Not just the future of the here-and-now, Walden backup crew for Apollo 12, which is due to fly later this year, but also Walden prime crew for an upcoming flight to the Moon. And because he has specialised in the lunar module, has spent the last eighteen months studying it, because it is his spacecraft, so he is LMP, which means he will certainly be setting foot on the lunar surface. But there is also the future of Ginny’s invented worlds—and there’s that famous story of Judith’s which opens, “Martha begat Joan and Joan begat Ariadne. Ariadne lived and died at home on Pluto, but her daughter, Emma, took the long trip out to a distant planet of an alien sun”. But who needs an alien sun when there’s an alien world hanging over everyone’s head, and the more Ginny learns of the science and engineering of putting a man on the Moon, the more she realises how astonishingly difficult a task it is, and the freedom of the galaxy, as practiced by her friends and peers, seems a thing so very fanciful, so much more so than imagining a woman walking through lunar regolith—and that’s something she supposes will never come to pass.
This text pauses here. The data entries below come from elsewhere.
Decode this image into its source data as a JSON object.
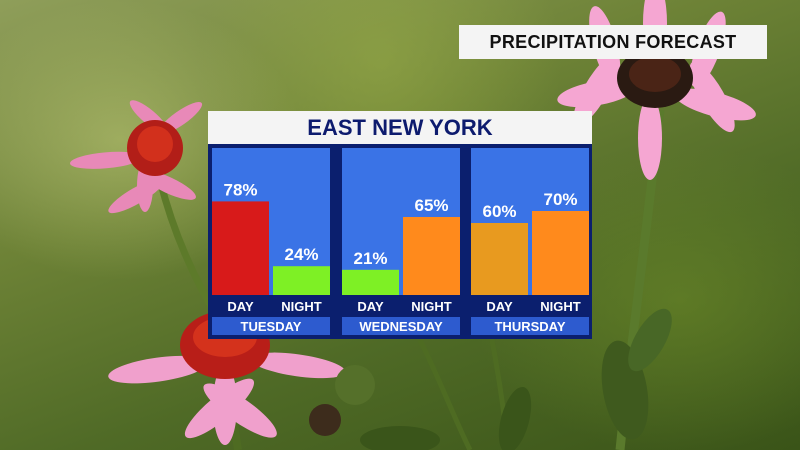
{
  "header": {
    "title": "PRECIPITATION FORECAST",
    "location": "EAST NEW YORK"
  },
  "colors": {
    "panel_bg": "#3a73e6",
    "frame": "#0b1f6e",
    "day_label_bg": "#2d5bcf"
  },
  "chart_data": {
    "type": "bar",
    "title": "",
    "xlabel": "",
    "ylabel": "",
    "ylim": [
      0,
      100
    ],
    "groups": [
      {
        "name": "TUESDAY",
        "bars": [
          {
            "label": "DAY",
            "value": 78,
            "display": "78%",
            "color": "#d81a1a"
          },
          {
            "label": "NIGHT",
            "value": 24,
            "display": "24%",
            "color": "#7ef025"
          }
        ]
      },
      {
        "name": "WEDNESDAY",
        "bars": [
          {
            "label": "DAY",
            "value": 21,
            "display": "21%",
            "color": "#7ef025"
          },
          {
            "label": "NIGHT",
            "value": 65,
            "display": "65%",
            "color": "#ff8a1c"
          }
        ]
      },
      {
        "name": "THURSDAY",
        "bars": [
          {
            "label": "DAY",
            "value": 60,
            "display": "60%",
            "color": "#e89a1f"
          },
          {
            "label": "NIGHT",
            "value": 70,
            "display": "70%",
            "color": "#ff8a1c"
          }
        ]
      }
    ]
  }
}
The wives spill out into the garden, in their vibrantly-coloured muumuus and dresses, and the men mill about with their bottles of beer, and Ginny sits alone in the centre of what feels like a whirlwind of activity, as if time has slowed for her, everyone moving so fast, their voices an unintelligible gabble, and the irony of her situation, that she, someone who travels forward in time in her stories, does not escape her.
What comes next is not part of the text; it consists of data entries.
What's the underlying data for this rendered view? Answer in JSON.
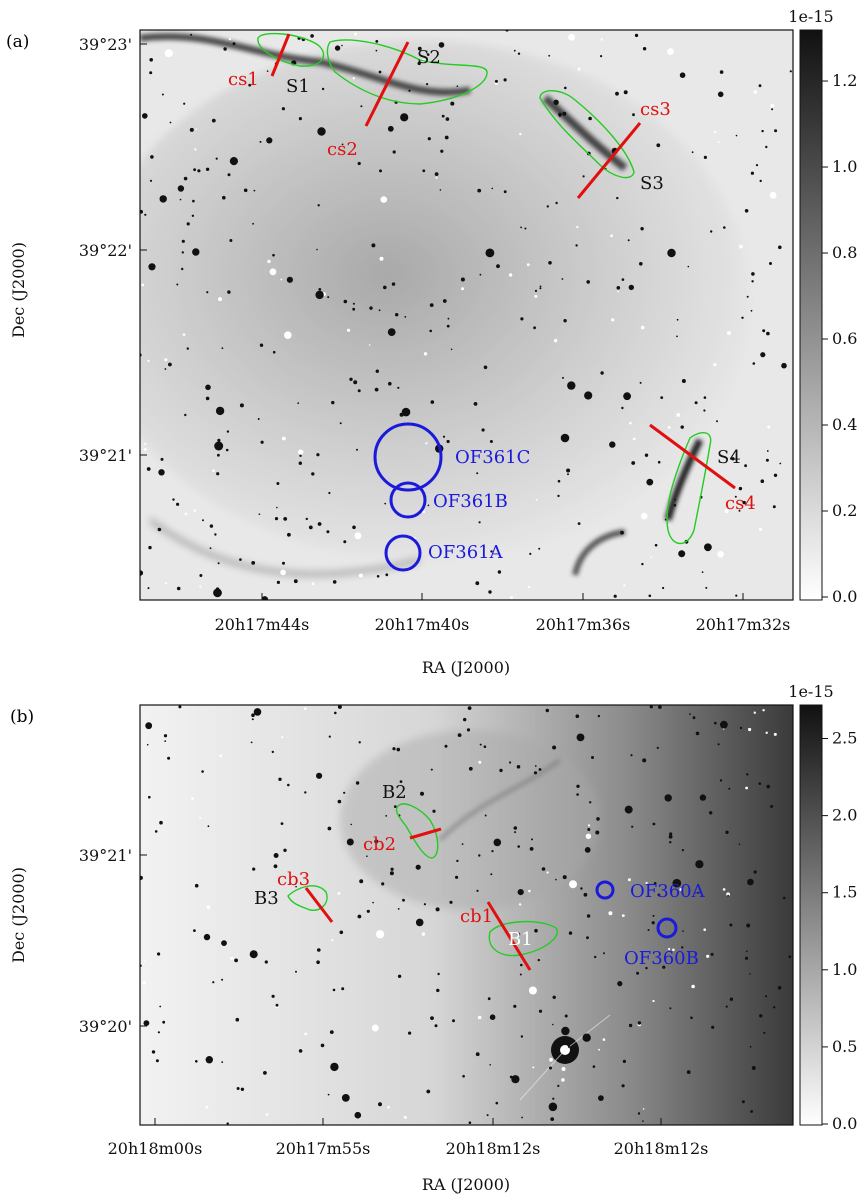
{
  "panel_a": {
    "label": "(a)",
    "y_title": "Dec (J2000)",
    "x_title": "RA (J2000)",
    "y_ticks": [
      "39°23'",
      "39°22'",
      "39°21'"
    ],
    "x_ticks": [
      "20h17m44s",
      "20h17m40s",
      "20h17m36s",
      "20h17m32s"
    ],
    "colorbar_scale": "1e-15",
    "colorbar_ticks": [
      "1.2",
      "1.0",
      "0.8",
      "0.6",
      "0.4",
      "0.2",
      "0.0"
    ],
    "annotations": {
      "S1": "S1",
      "S2": "S2",
      "S3": "S3",
      "S4": "S4",
      "cs1": "cs1",
      "cs2": "cs2",
      "cs3": "cs3",
      "cs4": "cs4",
      "OF361A": "OF361A",
      "OF361B": "OF361B",
      "OF361C": "OF361C"
    }
  },
  "panel_b": {
    "label": "(b)",
    "y_title": "Dec (J2000)",
    "x_title": "RA (J2000)",
    "y_ticks": [
      "39°21'",
      "39°20'"
    ],
    "x_ticks": [
      "20h18m00s",
      "20h17m55s",
      "20h18m12s",
      "20h18m12s"
    ],
    "colorbar_scale": "1e-15",
    "colorbar_ticks": [
      "2.5",
      "2.0",
      "1.5",
      "1.0",
      "0.5",
      "0.0"
    ],
    "annotations": {
      "B1": "B1",
      "B2": "B2",
      "B3": "B3",
      "cb1": "cb1",
      "cb2": "cb2",
      "cb3": "cb3",
      "OF360A": "OF360A",
      "OF360B": "OF360B"
    }
  },
  "colors": {
    "contour": "#22cc22",
    "cut": "#e01010",
    "outflow": "#1a1adc",
    "label_dark": "#111111",
    "label_light": "#ffffff"
  }
}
And then Walden is looming over her and she puts her empty glass on the table and rises to her feet, tottering a moment on her high-heeled mules. The sun is sinking, spraying reds and oranges across the darkening sky, like fire splashing over a launch pad as a Saturn 1B lifts off, not that Ginny has seen one in person, only some footage on television and photographs in magazines. She smiles at her husband as he snakes an arm about her waist and pulls her in close, and this is the most intimate he has been in over a year— No, not “intimate”, he has been that, their sex life has suffered but it still limps along. This is the most husbandly he has been since they moved to Houston—holding her close, and she knows she loves him for all his faults, and she knows he reciprocates the feeling in his own way, and looking across to the other astronauts and their wives, she thinks, what an extraordinary group of people we are and what an extraordinary time this is to live. The things we are doing here in Houston, in just a few short months we will put a human being on the Moon—and the realness of it is palpable, is there to be felt in the muscular arm encircling her waist, in the warmth of Walden’s body pressed against her own, in the drunken gestures and bright chatter, the toothsome smiles and wholesome features. There’s such a sense of community to this gathering, one that science fiction, for all its decades of stories and letter columns has never quite managed.